Starmer, fortified by Trump’s expression of support, was able to ignore the drumbeat of criticism from the right when, in May, the UK and Mauritius formally signed the deal — or so he thought.
A concerted campaign
It is easy to view Trump’s Truth Social post last week as a tit-for-tat reaction to Britain’s critical stance on Greenland. Yet sources say the subtler truth is that a US recalibration on the deal had been in the works “for some time”. From Nigel Farage to Dame Priti Patel, the former home secretary, and Lord Kempsell, Boris Johnson’s former adviser, practically every Reform or Tory politician with connections to the White House has been urging the administration to change tack. They argue that in an era of hard power, international agreements are no failsafe against Chinese imperialism in the region and that, as Trump has since argued, only “strength” — code for British holding onto the territory — matters.

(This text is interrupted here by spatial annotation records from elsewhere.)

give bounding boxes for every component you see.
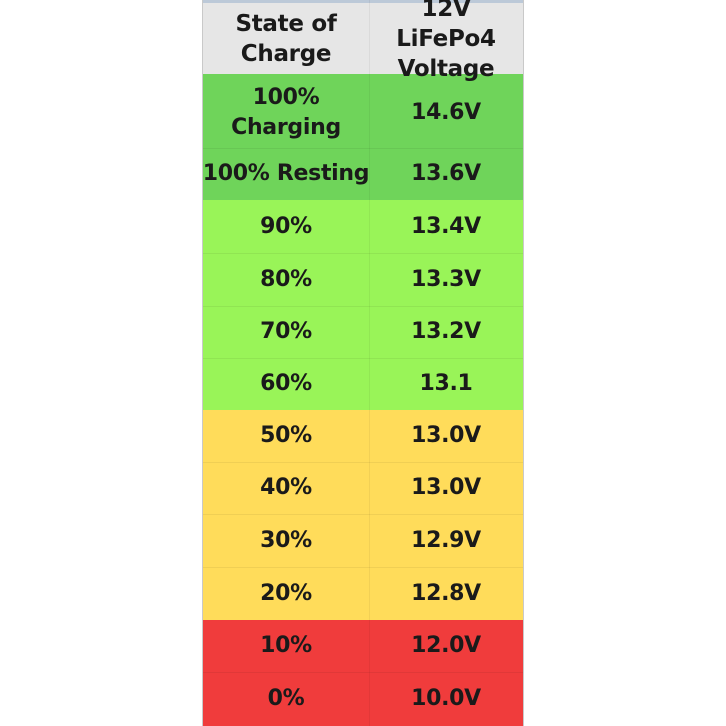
table-row: 90% 13.4V [203, 200, 523, 253]
row-divider [203, 514, 523, 515]
soc-cell: 70% [260, 319, 312, 344]
table-row: 20% 12.8V [203, 567, 523, 620]
voltage-cell: 13.1 [419, 371, 473, 396]
band-yellow [203, 410, 523, 620]
header-voltage: 12V LiFePo4 Voltage [396, 0, 496, 82]
band-full-green [203, 74, 523, 200]
voltage-cell: 10.0V [411, 686, 481, 711]
row-divider [203, 672, 523, 673]
soc-cell: 80% [260, 266, 312, 292]
soc-cell: 10% [260, 633, 312, 658]
voltage-cell: 13.4V [411, 213, 481, 239]
voltage-cell: 13.6V [411, 161, 481, 186]
soc-cell: 30% [260, 527, 312, 553]
column-divider [369, 0, 370, 726]
band-red [203, 620, 523, 726]
soc-cell: 40% [260, 475, 312, 500]
soc-cell: 60% [260, 371, 312, 396]
voltage-cell: 13.2V [411, 319, 481, 344]
table-row: 60% 13.1 [203, 358, 523, 410]
voltage-table: State of Charge 12V LiFePo4 Voltage 100%… [202, 0, 524, 726]
soc-cell: 20% [260, 580, 312, 606]
voltage-cell: 13.3V [411, 266, 481, 292]
soc-cell: 90% [260, 213, 312, 239]
table-row: 50% 13.0V [203, 410, 523, 462]
table-header: State of Charge 12V LiFePo4 Voltage [203, 0, 523, 82]
soc-cell: 100% Resting [202, 161, 370, 186]
table-row: 10% 12.0V [203, 620, 523, 672]
row-divider [203, 567, 523, 568]
voltage-cell: 12.0V [411, 633, 481, 658]
soc-cell: 100% Charging [231, 85, 341, 140]
voltage-cell: 14.6V [411, 100, 481, 125]
voltage-cell: 13.0V [411, 475, 481, 500]
header-state-of-charge: State of Charge [235, 11, 337, 67]
row-divider [203, 306, 523, 307]
voltage-cell: 12.9V [411, 527, 481, 553]
table-row: 0% 10.0V [203, 672, 523, 726]
soc-cell: 50% [260, 423, 312, 448]
band-light-green [203, 200, 523, 410]
table-row: 100% Charging 14.6V [203, 78, 523, 148]
voltage-cell: 13.0V [411, 423, 481, 448]
row-divider [203, 358, 523, 359]
table-row: 70% 13.2V [203, 306, 523, 358]
table-top-border [203, 0, 523, 3]
row-divider [203, 148, 523, 149]
soc-cell: 0% [267, 686, 305, 711]
row-divider [203, 253, 523, 254]
table-row: 40% 13.0V [203, 462, 523, 514]
row-divider [203, 462, 523, 463]
table-row: 80% 13.3V [203, 253, 523, 306]
table-row: 100% Resting 13.6V [203, 148, 523, 200]
table-row: 30% 12.9V [203, 514, 523, 567]
voltage-cell: 12.8V [411, 580, 481, 606]
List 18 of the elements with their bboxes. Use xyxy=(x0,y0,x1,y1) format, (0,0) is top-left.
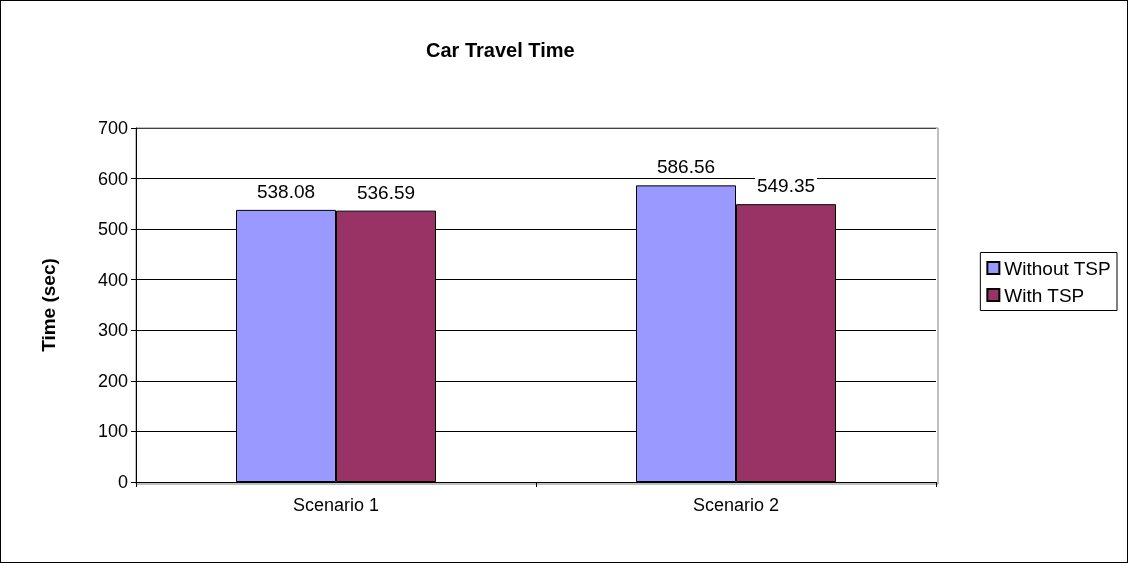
data-label: 549.35 xyxy=(756,175,816,197)
data-label: 536.59 xyxy=(356,181,416,203)
legend-label: With TSP xyxy=(1004,284,1085,306)
data-label: 538.08 xyxy=(256,180,316,202)
y-axis-title: Time (sec) xyxy=(38,258,59,352)
legend-label: Without TSP xyxy=(1004,257,1111,279)
y-tick-label: 500 xyxy=(97,219,128,240)
y-tick-label: 300 xyxy=(97,320,128,341)
x-tick-label: Scenario 2 xyxy=(692,495,780,515)
y-tick-label: 600 xyxy=(97,168,128,189)
chart-title: Car Travel Time xyxy=(426,39,575,61)
y-tick-label: 100 xyxy=(97,421,128,442)
data-label: 586.56 xyxy=(656,156,716,178)
y-tick-label: 0 xyxy=(117,472,128,492)
x-tick-label: Scenario 1 xyxy=(292,495,380,515)
y-tick-label: 700 xyxy=(97,118,128,138)
y-tick-label: 400 xyxy=(97,269,128,290)
y-tick-label: 200 xyxy=(97,370,128,391)
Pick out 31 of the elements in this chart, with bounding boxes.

Several of these figures have raised the issue with Trump’s man in London: ambassador Warren Stephens, whom they believe is sympathetic to their cause. Trump is naturally disposed to any view that says countries — whether the US or Britain — ought to show strength, and act unilaterally, rather than through multilateral “globalist” institutions. So are many of his advisers. Richard Grenell, a “special missions” presidential adviser, is sceptical too. Meanwhile Farage has pressed Scott Bessent, the Treasury secretary with whom he dined at Davos last week, Peter Hegseth, the US secretary of war, and Mike Johnson, the House Speaker, on the issue. A source said: “Some admin figures have thanked Farage for helping to put the issue on their radar.”
• Britain and the Chagos, the seven-year mess that’ll cost us all

Nigel Farage has been central to the lobbying effort against the deal
JONATHAN ERNST/REUTERS
Just after 6pm on Friday, the government whips in the House of Lords wrote to peers saying a debate on the deal — scheduled for Monday — had been cancelled. The news came hours after the Tories had tabled an amendment demanding a pause “in light of the changing geopolitical circumstances”, threatening to prolong the legislative process required for the treaty to take effect. According to No 10, the bill will return in “due course”.
The question for Starmer now is the same as it was when the treaty was announced. Can he reconcile the politics of the moment with the “100-year thinking” that underpinned the agreement? The latest delay suggests the prime minister, for now, is living day by day.